We want mocks for yield sources (B.Protocol and Curve) for testnet deployments, so we don’t need to rely on a reliable fully fledged stack (Chainlink + Liquity + B.Protocol + Curve).
Should we include shifting to Curve in the testnet version? If so, how realistic should it be?
Option 0 (NOP): no shifting.
Option 1 (very easy): set thresholds to 1 in both directions, so the entire permanent bucket can be shifted at will, in any direction.
Option 2 (easy): simulate price movement (e.g. a pseudo-random walk) but no slippage, which would at any given time allow the entire permanent bucket to be shifted in one direction depending on the current pseudo-random price.
Option 3 (harder): simulate both price movement and slippage, so the shiftable amount may at times be limited by the balance of the (fake) Curve pool.
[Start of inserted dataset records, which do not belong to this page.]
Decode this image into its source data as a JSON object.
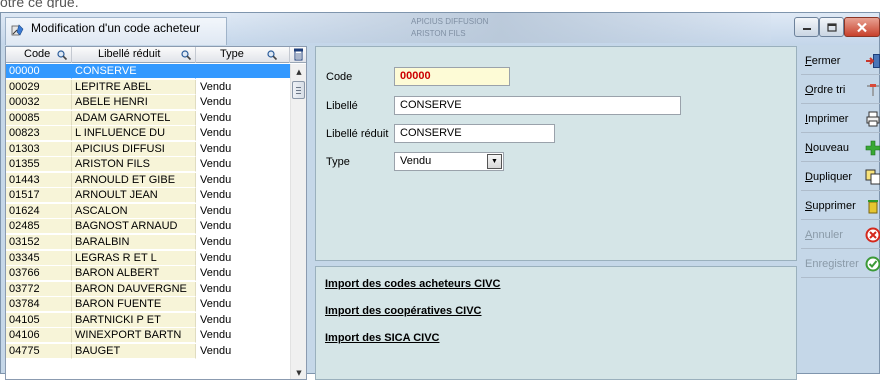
{
  "top_cut_text": "otre ce grue.",
  "window": {
    "title": "Modification d'un code acheteur",
    "background_blur_text": [
      "APICIUS DIFFUSION",
      "ARISTON FILS"
    ]
  },
  "grid": {
    "headers": [
      "Code",
      "Libellé réduit",
      "Type"
    ],
    "selected_index": 0,
    "rows": [
      {
        "code": "00000",
        "libelle": "CONSERVE",
        "type": ""
      },
      {
        "code": "00029",
        "libelle": "LEPITRE ABEL",
        "type": "Vendu"
      },
      {
        "code": "00032",
        "libelle": "ABELE HENRI",
        "type": "Vendu"
      },
      {
        "code": "00085",
        "libelle": "ADAM GARNOTEL",
        "type": "Vendu"
      },
      {
        "code": "00823",
        "libelle": "L INFLUENCE DU",
        "type": "Vendu"
      },
      {
        "code": "01303",
        "libelle": "APICIUS DIFFUSI",
        "type": "Vendu"
      },
      {
        "code": "01355",
        "libelle": "ARISTON FILS",
        "type": "Vendu"
      },
      {
        "code": "01443",
        "libelle": "ARNOULD ET GIBE",
        "type": "Vendu"
      },
      {
        "code": "01517",
        "libelle": "ARNOULT JEAN",
        "type": "Vendu"
      },
      {
        "code": "01624",
        "libelle": "ASCALON",
        "type": "Vendu"
      },
      {
        "code": "02485",
        "libelle": "BAGNOST ARNAUD",
        "type": "Vendu"
      },
      {
        "code": "03152",
        "libelle": "BARALBIN",
        "type": "Vendu"
      },
      {
        "code": "03345",
        "libelle": "LEGRAS R ET L",
        "type": "Vendu"
      },
      {
        "code": "03766",
        "libelle": "BARON ALBERT",
        "type": "Vendu"
      },
      {
        "code": "03772",
        "libelle": "BARON DAUVERGNE",
        "type": "Vendu"
      },
      {
        "code": "03784",
        "libelle": "BARON FUENTE",
        "type": "Vendu"
      },
      {
        "code": "04105",
        "libelle": "BARTNICKI P ET",
        "type": "Vendu"
      },
      {
        "code": "04106",
        "libelle": "WINEXPORT BARTN",
        "type": "Vendu"
      },
      {
        "code": "04775",
        "libelle": "BAUGET",
        "type": "Vendu"
      }
    ]
  },
  "form": {
    "code_label": "Code",
    "code_value": "00000",
    "libelle_label": "Libellé",
    "libelle_value": "CONSERVE",
    "libelle_reduit_label": "Libellé réduit",
    "libelle_reduit_value": "CONSERVE",
    "type_label": "Type",
    "type_value": "Vendu"
  },
  "imports": {
    "acheteurs": "Import des codes acheteurs CIVC",
    "cooperatives": "Import des coopératives CIVC",
    "sica": "Import des SICA CIVC"
  },
  "buttons": {
    "fermer": {
      "access": "F",
      "rest": "ermer"
    },
    "ordre_tri": {
      "access": "O",
      "rest": "rdre tri"
    },
    "imprimer": {
      "access": "I",
      "rest": "mprimer"
    },
    "nouveau": {
      "access": "N",
      "rest": "ouveau"
    },
    "dupliquer": {
      "access": "D",
      "rest": "upliquer"
    },
    "supprimer": {
      "access": "S",
      "rest": "upprimer"
    },
    "annuler": {
      "access": "A",
      "rest": "nnuler"
    },
    "enregistrer": {
      "access": "",
      "rest": "Enregistrer"
    }
  },
  "colors": {
    "selection": "#3399ff",
    "cell_yellow": "#f7f4d8",
    "panel": "#d5e5e7",
    "code_value": "#cc0000"
  }
}
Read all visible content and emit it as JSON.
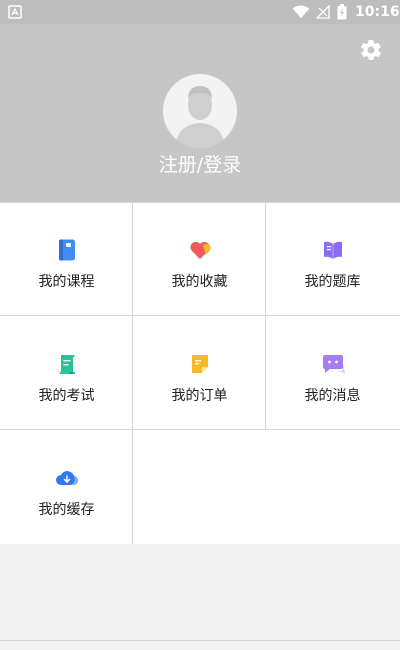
{
  "status_bar": {
    "time": "10:16"
  },
  "header": {
    "login_text": "注册/登录"
  },
  "menu": [
    {
      "label": "我的课程",
      "icon": "course-icon"
    },
    {
      "label": "我的收藏",
      "icon": "favorite-icon"
    },
    {
      "label": "我的题库",
      "icon": "question-bank-icon"
    },
    {
      "label": "我的考试",
      "icon": "exam-icon"
    },
    {
      "label": "我的订单",
      "icon": "order-icon"
    },
    {
      "label": "我的消息",
      "icon": "message-icon"
    },
    {
      "label": "我的缓存",
      "icon": "cache-download-icon"
    }
  ],
  "colors": {
    "header_bg": "#c6c6c6",
    "status_bar_bg": "#bdbdbd",
    "course_blue": "#3f8cf4",
    "favorite_red": "#f05a5a",
    "question_purple": "#8b6cf5",
    "exam_green": "#27c49a",
    "order_yellow": "#f7b928",
    "message_purple": "#a57cf6",
    "cache_blue": "#3478f0"
  }
}
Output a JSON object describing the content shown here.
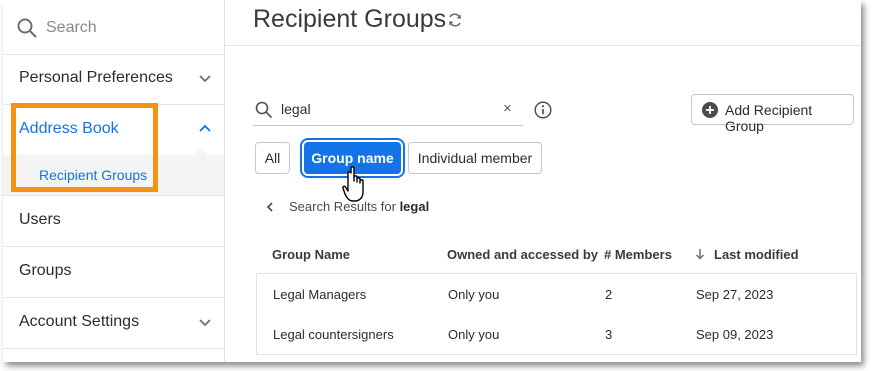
{
  "sidebar": {
    "search_placeholder": "Search",
    "items": [
      {
        "label": "Personal Preferences"
      },
      {
        "label": "Address Book"
      },
      {
        "label": "Users"
      },
      {
        "label": "Groups"
      },
      {
        "label": "Account Settings"
      }
    ],
    "sub_item": {
      "label": "Recipient Groups"
    }
  },
  "header": {
    "title": "Recipient Groups"
  },
  "filter": {
    "value": "legal",
    "clear": "×"
  },
  "add_button": {
    "label": "Add Recipient Group"
  },
  "segments": {
    "all": "All",
    "group_name": "Group name",
    "individual_member": "Individual member",
    "selected": "Group name"
  },
  "results": {
    "prefix": "Search Results for",
    "query": "legal"
  },
  "table": {
    "columns": [
      "Group Name",
      "Owned and accessed by",
      "# Members",
      "Last modified"
    ],
    "sort_column": "Last modified",
    "rows": [
      {
        "name": "Legal Managers",
        "owner": "Only you",
        "members": "2",
        "modified": "Sep 27, 2023"
      },
      {
        "name": "Legal countersigners",
        "owner": "Only you",
        "members": "3",
        "modified": "Sep 09, 2023"
      }
    ]
  },
  "colors": {
    "accent": "#1473e6",
    "highlight": "#f39214"
  },
  "icons": [
    "search-icon",
    "chevron-down-icon",
    "chevron-up-icon",
    "refresh-icon",
    "clear-icon",
    "info-icon",
    "add-icon",
    "chevron-left-icon",
    "sort-arrow-down-icon",
    "hand-pointer-icon"
  ]
}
Bonus option: this is kind of "hard mode" for yield amplification. Hardcode a LUSD price of 1+ so that the entire permanent bucket can always be shifted into Curve, where it gets trapped. This would result in the lowest yield amplification.
I'm leaning towards something simple like option 1 or bonus option.
We want mocks for yield sources (B.Protocol and Curve) for testnet deployments, so we don’t need to rely on a reliable fully fledged stack (Chainlink + Liquity + B.Protocol + Curve).